Laboratoire de Bioinformatique des Génomes et des Réseaux (BiGRe), Université Libre de Bruxelles CP 263, Campus Plaine, Boulevard du Triomphe, B-1050 Bruxelles, Belgium.
Bioinformatics. 2009 Oct 15;25(20):2715-22. doi: 10.1093/bioinformatics/btp490. Epub 2009 Aug 18.
Discovering cis-regulatory elements in genome sequence remains a challenging issue. Several methods rely on the optimization of some target scoring function. The information content (IC) or relative entropy of the motif has proven to be a good estimator of transcription factor DNA binding affinity.
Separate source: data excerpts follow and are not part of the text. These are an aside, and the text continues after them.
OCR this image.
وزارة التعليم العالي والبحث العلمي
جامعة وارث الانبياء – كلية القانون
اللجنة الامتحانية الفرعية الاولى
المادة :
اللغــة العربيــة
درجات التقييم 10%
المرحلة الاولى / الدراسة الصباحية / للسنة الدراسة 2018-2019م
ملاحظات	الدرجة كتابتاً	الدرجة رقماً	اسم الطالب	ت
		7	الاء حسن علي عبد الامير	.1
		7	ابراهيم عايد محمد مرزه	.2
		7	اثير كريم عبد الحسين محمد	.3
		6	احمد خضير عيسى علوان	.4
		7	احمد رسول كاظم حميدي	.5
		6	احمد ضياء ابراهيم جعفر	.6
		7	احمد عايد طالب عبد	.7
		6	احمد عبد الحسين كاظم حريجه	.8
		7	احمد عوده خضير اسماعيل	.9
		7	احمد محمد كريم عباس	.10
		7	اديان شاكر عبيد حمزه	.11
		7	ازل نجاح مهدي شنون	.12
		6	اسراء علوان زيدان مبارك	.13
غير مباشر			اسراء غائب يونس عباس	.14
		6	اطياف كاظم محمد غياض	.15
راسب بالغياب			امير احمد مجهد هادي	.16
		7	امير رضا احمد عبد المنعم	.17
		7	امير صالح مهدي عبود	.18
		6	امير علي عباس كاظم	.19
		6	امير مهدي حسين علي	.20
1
However, these information-based metrics are usually used as a posteriori statistics rather than during the motif search process itself.
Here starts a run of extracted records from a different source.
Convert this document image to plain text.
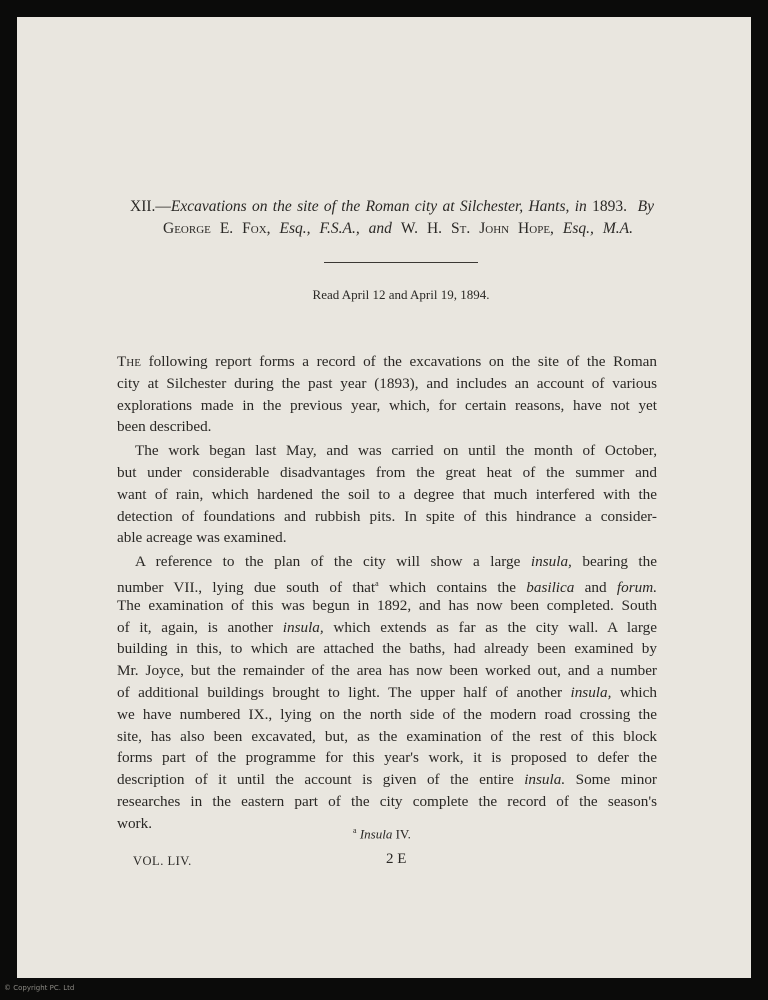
XII.—Excavations on the site of the Roman city at Silchester, Hants, in 1893. By
George E. Fox, Esq., F.S.A., and W. H. St. John Hope, Esq., M.A.
Read April 12 and April 19, 1894.
The following report forms a record of the excavations on the site of the Roman
city at Silchester during the past year (1893), and includes an account of various
explorations made in the previous year, which, for certain reasons, have not yet
been described.
The work began last May, and was carried on until the month of October,
but under considerable disadvantages from the great heat of the summer and
want of rain, which hardened the soil to a degree that much interfered with the
detection of foundations and rubbish pits. In spite of this hindrance a consider-
able acreage was examined.
A reference to the plan of the city will show a large insula, bearing the
number VII., lying due south of that$^a$ which contains the basilica and forum.
The examination of this was begun in 1892, and has now been completed. South
of it, again, is another insula, which extends as far as the city wall. A large
building in this, to which are attached the baths, had already been examined by
Mr. Joyce, but the remainder of the area has now been worked out, and a number
of additional buildings brought to light. The upper half of another insula, which
we have numbered IX., lying on the north side of the modern road crossing the
site, has also been excavated, but, as the examination of the rest of this block
forms part of the programme for this year's work, it is proposed to defer the
description of it until the account is given of the entire insula. Some minor
researches in the eastern part of the city complete the record of the season's
work.	$^a$ Insula IV.
VOL. LIV.	2 E
© Copyright PC. Ltd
We introduce here info-gibbs, a Gibbs sampling algorithm that efficiently optimizes the IC or the log-likelihood ratio (LLR) of the motif while keeping computation time low. The method compares well with existing methods like MEME, BioProspector, Gibbs or GAME on both synthetic and biological datasets. Our study shows that motif discovery techniques can be enhanced by directly focusing the search on the motif IC or the motif LLR.
在基因组序列中发现顺式调控元件仍然是一个具有挑战性的问题。几种方法依赖于一些目标评分函数的优化。已经证明,基序的信息含量 (IC) 或相对熵是转录因子 DNA 结合亲和力的良好估计值。然而,这些基于信息的指标通常被用作事后统计,而不是在基序搜索过程本身中使用。
我们在这里引入了 info-gibbs,这是一种 Gibbs 抽样算法,可有效地优化基序的 IC 或对数似然比 (LLR),同时保持计算时间低。该方法在合成和生物数据集上与 MEME、BioProspector、Gibbs 或 GAME 等现有方法相比表现良好。我们的研究表明,通过直接将搜索集中在基序 IC 或基序 LLR 上,可以增强基序发现技术。